Tuesday, December 14, 2010

Better than El Grande? (Dominant Species)

Kozure purchased Dominant Species recently, and Shemp made it his pick this week.

In Dominant Species, each player represents a type of creature in the animal kingdom (reptile, mammals, birds, insects, arachnids or amphibian). The world slowly expands to reveal various types of terrain while simultaneously the ice age creeps up and turns a subset of the terrain to inhospitable tundra. The various types of creatures struggle to evolve and adapt themselves to the available terrain while simultaneously trying to outnumber the others.

At it's core, Dominant Species is a worker placement/ area majority game. There are a large number of options each turn, from selecting from an available list of adaptations, to exploring the land, to migrating and attacking other creatures. Players select where to place their 3 action pawns (to start) amongst the available options. Afterwards, the actions are resolved.

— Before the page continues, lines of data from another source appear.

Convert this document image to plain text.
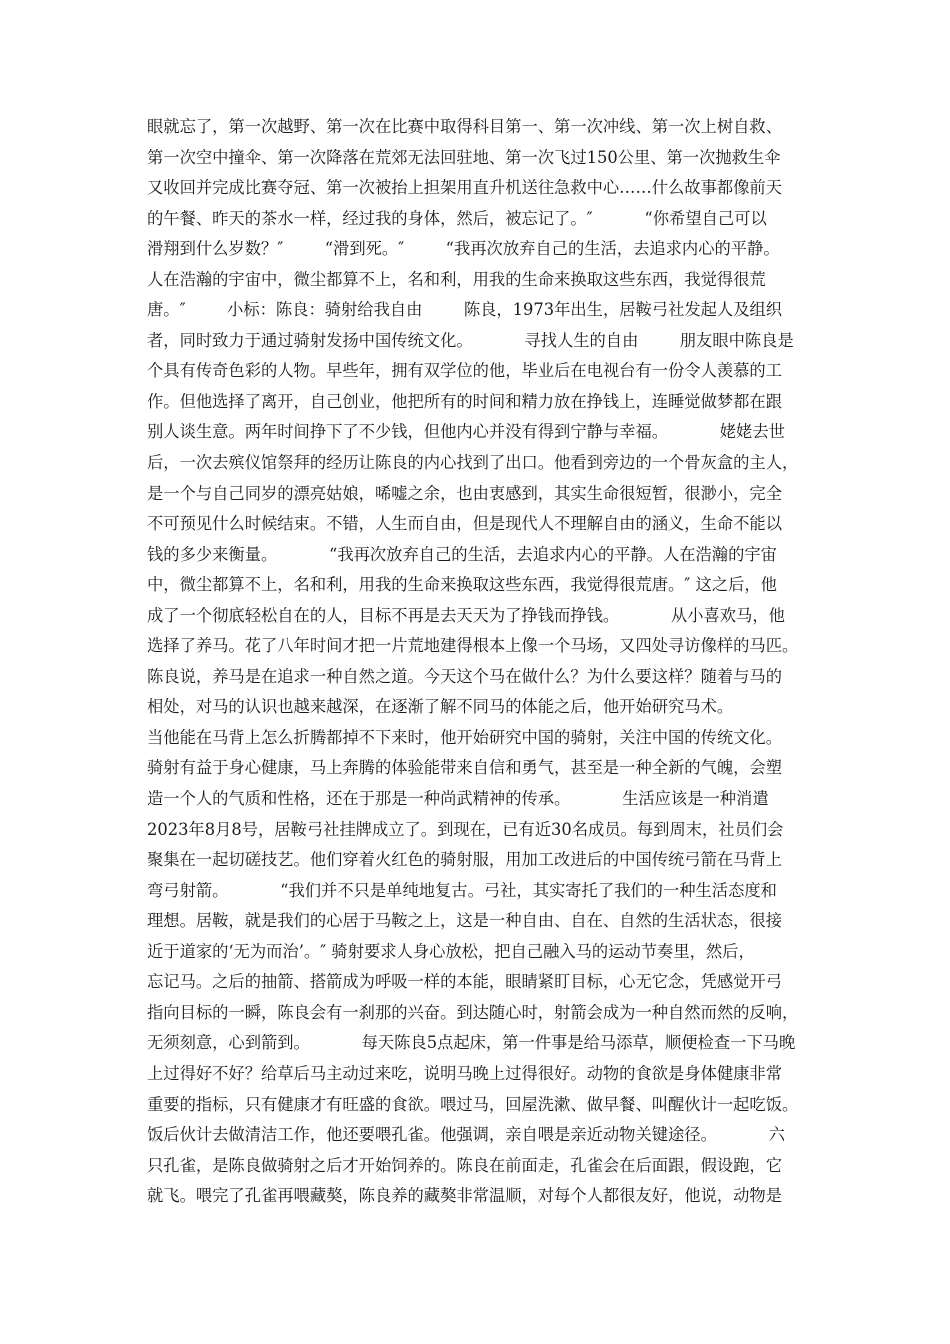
眼就忘了，第一次越野、第一次在比赛中取得科目第一、第一次冲线、第一次上树自救、
第一次空中撞伞、第一次降落在荒郊无法回驻地、第一次飞过150公里、第一次抛救生伞
又收回并完成比赛夺冠、第一次被抬上担架用直升机送往急救中心……什么故事都像前天
的午餐、昨天的茶水一样，经过我的身体，然后，被忘记了。″          “你希望自己可以
滑翔到什么岁数？″        “滑到死。″        “我再次放弃自己的生活，去追求内心的平静。
人在浩瀚的宇宙中，微尘都算不上，名和利，用我的生命来换取这些东西，我觉得很荒
唐。″        小标：陈良：骑射给我自由        陈良，1973年出生，居鞍弓社发起人及组织
者，同时致力于通过骑射发扬中国传统文化。          寻找人生的自由        朋友眼中陈良是
个具有传奇色彩的人物。早些年，拥有双学位的他，毕业后在电视台有一份令人羡慕的工
作。但他选择了离开，自己创业，他把所有的时间和精力放在挣钱上，连睡觉做梦都在跟
别人谈生意。两年时间挣下了不少钱，但他内心并没有得到宁静与幸福。          姥姥去世
后，一次去殡仪馆祭拜的经历让陈良的内心找到了出口。他看到旁边的一个骨灰盒的主人，
是一个与自己同岁的漂亮姑娘，唏嘘之余，也由衷感到，其实生命很短暂，很渺小，完全
不可预见什么时候结束。不错，人生而自由，但是现代人不理解自由的涵义，生命不能以
钱的多少来衡量。          “我再次放弃自己的生活，去追求内心的平静。人在浩瀚的宇宙
中，微尘都算不上，名和利，用我的生命来换取这些东西，我觉得很荒唐。″ 这之后，他
成了一个彻底轻松自在的人，目标不再是去天天为了挣钱而挣钱。          从小喜欢马，他
选择了养马。花了八年时间才把一片荒地建得根本上像一个马场，又四处寻访像样的马匹。
陈良说，养马是在追求一种自然之道。今天这个马在做什么？为什么要这样？随着与马的
相处，对马的认识也越来越深，在逐渐了解不同马的体能之后，他开始研究马术。
当他能在马背上怎么折腾都掉不下来时，他开始研究中国的骑射，关注中国的传统文化。
骑射有益于身心健康，马上奔腾的体验能带来自信和勇气，甚至是一种全新的气魄，会塑
造一个人的气质和性格，还在于那是一种尚武精神的传承。          生活应该是一种消遣
2023年8月8号，居鞍弓社挂牌成立了。到现在，已有近30名成员。每到周末，社员们会
聚集在一起切磋技艺。他们穿着火红色的骑射服，用加工改进后的中国传统弓箭在马背上
弯弓射箭。          “我们并不只是单纯地复古。弓社，其实寄托了我们的一种生活态度和
理想。居鞍，就是我们的心居于马鞍之上，这是一种自由、自在、自然的生活状态，很接
近于道家的‘无为而治’。″ 骑射要求人身心放松，把自己融入马的运动节奏里，然后，
忘记马。之后的抽箭、搭箭成为呼吸一样的本能，眼睛紧盯目标，心无它念，凭感觉开弓
指向目标的一瞬，陈良会有一刹那的兴奋。到达随心时，射箭会成为一种自然而然的反响，
无须刻意，心到箭到。          每天陈良5点起床，第一件事是给马添草，顺便检查一下马晚
上过得好不好？给草后马主动过来吃，说明马晚上过得很好。动物的食欲是身体健康非常
重要的指标，只有健康才有旺盛的食欲。喂过马，回屋洗漱、做早餐、叫醒伙计一起吃饭。
饭后伙计去做清洁工作，他还要喂孔雀。他强调，亲自喂是亲近动物关键途径。          六
只孔雀，是陈良做骑射之后才开始饲养的。陈良在前面走，孔雀会在后面跟，假设跑，它
就飞。喂完了孔雀再喂藏獒，陈良养的藏獒非常温顺，对每个人都很友好，他说，动物是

The board play itself felt very much like playing El Grande EXTREME edition... Various mechanisms are pushing many coloured cubes around the board, all in a contest to gain majorities. What sets this game apart is the vast array of options and intertwined mechanics. In particular, the area majority has two facets which must be managed simultaneously: Who has the largest number of animals present, and who is the most adapted to the environment. When scoring occurs, the player with the most animals gets the most points (similar to El Grande), but the player with the best adapted animal gets to draw from several face up cards which can confer powerful bonuses to that player.

With all these extra layers of stuff comes the inevitable longer playtime. in our game, we played a shortened version (Kozure removed a number of cards. 10?) and it still clocked in at 3hrs. Honestly, I didn't really see what would have improved with the full game. There doesn't seem to be long term strategies that would only come to fruition after a certain amount of play (as opposed to Through the Ages, where "idea" strategies take longer to compared to the short term military strategy). Personally, I would probably choose to play the same way next time.

In our session, I played the arachnids, who's special ability is that they can kill one animal (one cube) of their choice every round for free. I took a domination card called "Blight" (I think) which allowed me to eliminate certain resources from the board. The intended effect was to slow down Kozure, the leader at the time. The actual effect was nearly wiping him off the board when extinction was checked. He was reduced to a single cube! Over the course of the game, Kozure saw his early fortunes fall and Shemp took the lead. I managed a comeback, and when the end game points were calculated I won by a handful of points. It was very close.

Overall, I quite enjoyed the game. The theme is well executed, there appears to be multiple players of strategy, there is a good amount of player interaction, etc. It's long though. And it's a thinker, open to definite analysis paralysis. Given the similar feeling to El Grande, I'd likely choose to play that game most of the time just because it's so much shorter. Still, there is lots of depth to explore here, so I'd be happy to play again!

1 comment:

  1. jaywowzer9:41 PM

    This is one that I've been very tempted to pick up, but the limited supply has temporarily postponed making a final 'buy' decision. Hope you play again soon so I can read more of your session reporting and commentary. I'm less concerned about the game length than I am on the AP potential to create downtime. In the meantime I've pre-ordered Urban Sprawl (the other GMT P500 title from Chad Jensen).